Bastian auditions for the high-school swimming team but experiences vertigo and freezes when it comes to the high diving board. He returns to Koreandor’s bookshop searching for a book about diving. Instead, he finds the copy of ‘The Never Ending Story’ beckoning to him. However, the words in the book are now in disarray. Taking the book and reading it, he is drawn back into the world of Fantasia. There he finds the world’s essence has been drained from it. He reunites with Atreyu and Falkor the Luckdragon and they set forth to find the Childlike Empress. The witch Xayide, who is the one destroying Fantasia, befriends Bastian and convinces him to use his ability to wish for anything he wants. What Bastian does not know as he exercises his newfound ability with relish is that each time he wishes he loses a part of his memory to Xayide.


The Neverending Story (1984) was the biggest budgeted film ever made in its time in West Germany and proved a reasonable success when released in English-speaking countries. This was a sequel that came with an even bigger budget.

The sequel is certainly an improvement over its predecessor in the technical arena. There are a fabulous array of otherworldly sights where the design team have allowed their imaginations to stretch – a city built out of glass sailing ships on an ocean of acid; giant crustacean creatures with buzzsaw claws; an army of miniature blue and green elephants that ride into battle on toy steam calliopes; a character whose head rotates beneath a hood to display different faces; a hold filled with mud creatures, a volcano creature, a woman of ethereally flowing clothing and an augur who speaks by singing to a harp. It feels like the film has strayed onto the set of a G-rated sequel to Barbarella (1968) by mistake.

Unfortunately, creature effects are all that is worthwhile about The Neverending Story II: The Next Chapter. While a technical triumph, the film is nothing but the empty surface glitter that lacks any sincerity, feeling or even the same metaphor as the original film. The first film was hardly great but it was a masterpiece compared to this. The first film adapted only half of the Michael Ende book – rather than return to the second half of the story, which would have dealt with Bastian’s journey through to adulthood, The Neverending Story II creates a new original story.

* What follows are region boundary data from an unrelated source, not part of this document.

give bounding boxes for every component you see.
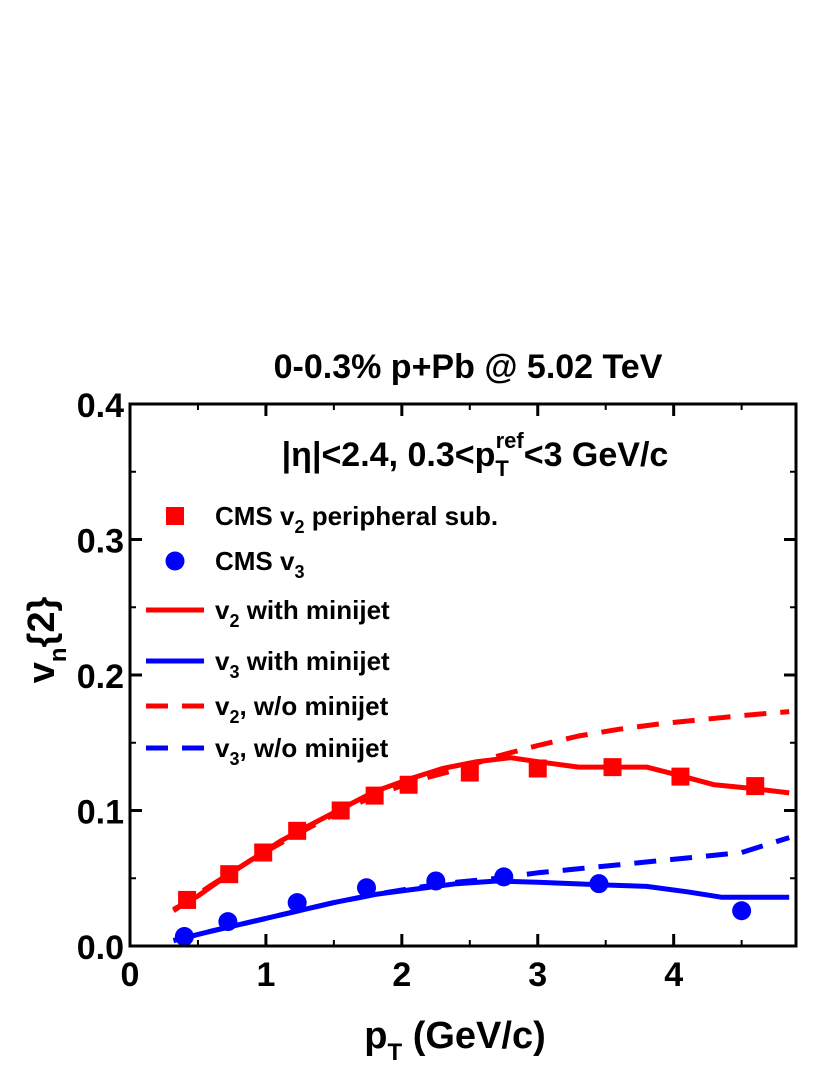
data-point-circle [732,901,752,921]
series-layer [172,709,790,947]
y-tick-label: 0.1 [77,794,124,832]
data-point-circle [218,912,238,932]
legend-label: v3, w/o minijet [215,733,389,769]
data-point-square [254,843,273,862]
legend-label: v2 with minijet [215,595,390,631]
y-tick-label: 0.4 [77,387,124,425]
series-line-v3-with-minijet [172,878,790,944]
x-tick-label: 1 [256,956,275,994]
y-axis-label: vn{2} [21,597,72,684]
legend-label: v3 with minijet [215,646,390,682]
data-point-circle [287,893,307,913]
legend-entry: v2, w/o minijet [146,691,389,727]
x-axis-label: pT (GeV/c) [364,1015,546,1066]
x-tick-label: 2 [392,956,411,994]
chart-title: 0-0.3% p+Pb @ 5.02 TeV [274,348,663,386]
legend-marker-square [166,507,184,525]
axis-ticks: 0 1 2 3 4 0.0 0.1 0.2 0.3 0.4 [77,387,796,994]
data-point-square [603,758,622,777]
legend-label: CMS v2 peripheral sub. [215,501,498,537]
data-point-square [331,801,350,820]
legend-label: CMS v3 [215,546,304,582]
legend: CMS v2 peripheral sub. CMS v3 v2 with mini… [146,501,498,769]
legend-entry: v3 with minijet [146,646,390,682]
plot-annotation: |η|<2.4, 0.3<pTref<3 GeV/c [282,428,669,481]
data-point-circle [356,878,376,898]
series-line-v2-with-minijet [172,755,790,912]
data-point-square [746,777,765,796]
legend-entry: CMS v3 [165,546,304,582]
legend-marker-circle [165,551,185,571]
legend-entry: v2 with minijet [146,595,390,631]
y-tick-label: 0.3 [77,523,124,561]
legend-entry: v3, w/o minijet [146,733,389,769]
data-point-circle [589,874,609,894]
y-tick-label: 0.0 [77,929,124,967]
data-point-circle [426,871,446,891]
data-point-square [460,763,479,782]
legend-entry: CMS v2 peripheral sub. [166,501,498,537]
x-tick-label: 0 [121,956,140,994]
x-tick-label: 3 [528,956,547,994]
data-point-square [178,890,197,909]
data-point-circle [174,927,194,947]
x-tick-label: 4 [664,956,683,994]
data-point-square [671,767,690,786]
legend-label: v2, w/o minijet [215,691,389,727]
data-point-square [365,786,384,805]
data-point-square [288,821,307,840]
data-point-square [528,759,547,778]
data-point-circle [494,867,514,887]
data-point-square [399,775,418,794]
y-tick-label: 0.2 [77,658,124,696]
data-point-square [220,865,239,884]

Bastian (Jonathan Brandis) and the creature Nimbly (Martin Umbach) in The Neverending Story II: The Next Chapter (1990)
Bastian (Jonathan Brandis) and the creature Nimbly (Martin Umbach)

However, the new story completely discards the metaphor of the original. The clever sense of meta-fiction, the interaction between the reader and the book being read, is lost – this time Bastian is simply able to cross over and directly enter into the world of the story. Rather than playing with any meta-fictional ideas, the book has become no more than a magical portal offering the way to a routine adventure in a secondary fantasy world.

Clarissa Burt’s campy eye-battings as the witch are awful. However, the single worst thing about the film is Jonathan Brandis, later to become a regular as the teen genius and heartthrob of tv’s seaQuest DSV (1993-6). Brandis is precocious both in the character’s writing and his playing. He almost has a nervous breakdown about not being allowed on the school swim-team because he wimps out from a high board dive – what does he expect? – but at the same time can push his best friend over a cliff to his death, only to yell after him “You brought it on yourself.” There is something annoyingly shrill about the brashness of his performance.

There was a further sequel, the even worse The Neverending Story III (1994). This was followed by an animated tv series The Neverending Story (1996) and a live-action tv series Tales from the Neverending Story (2001).

It should be noted that director George Miller is not the same director George Miller who made the Mad Max films. (To add to the confusion, both George Millers come from Australia). This George Miller is most well known for The Man from Snowy River (1981), Les Patterson Saves the World (1987) and other minor genre entires such as the tv mini-series Journey to the Center of the Earth (1999) and Attack of the Sabretooth (2005).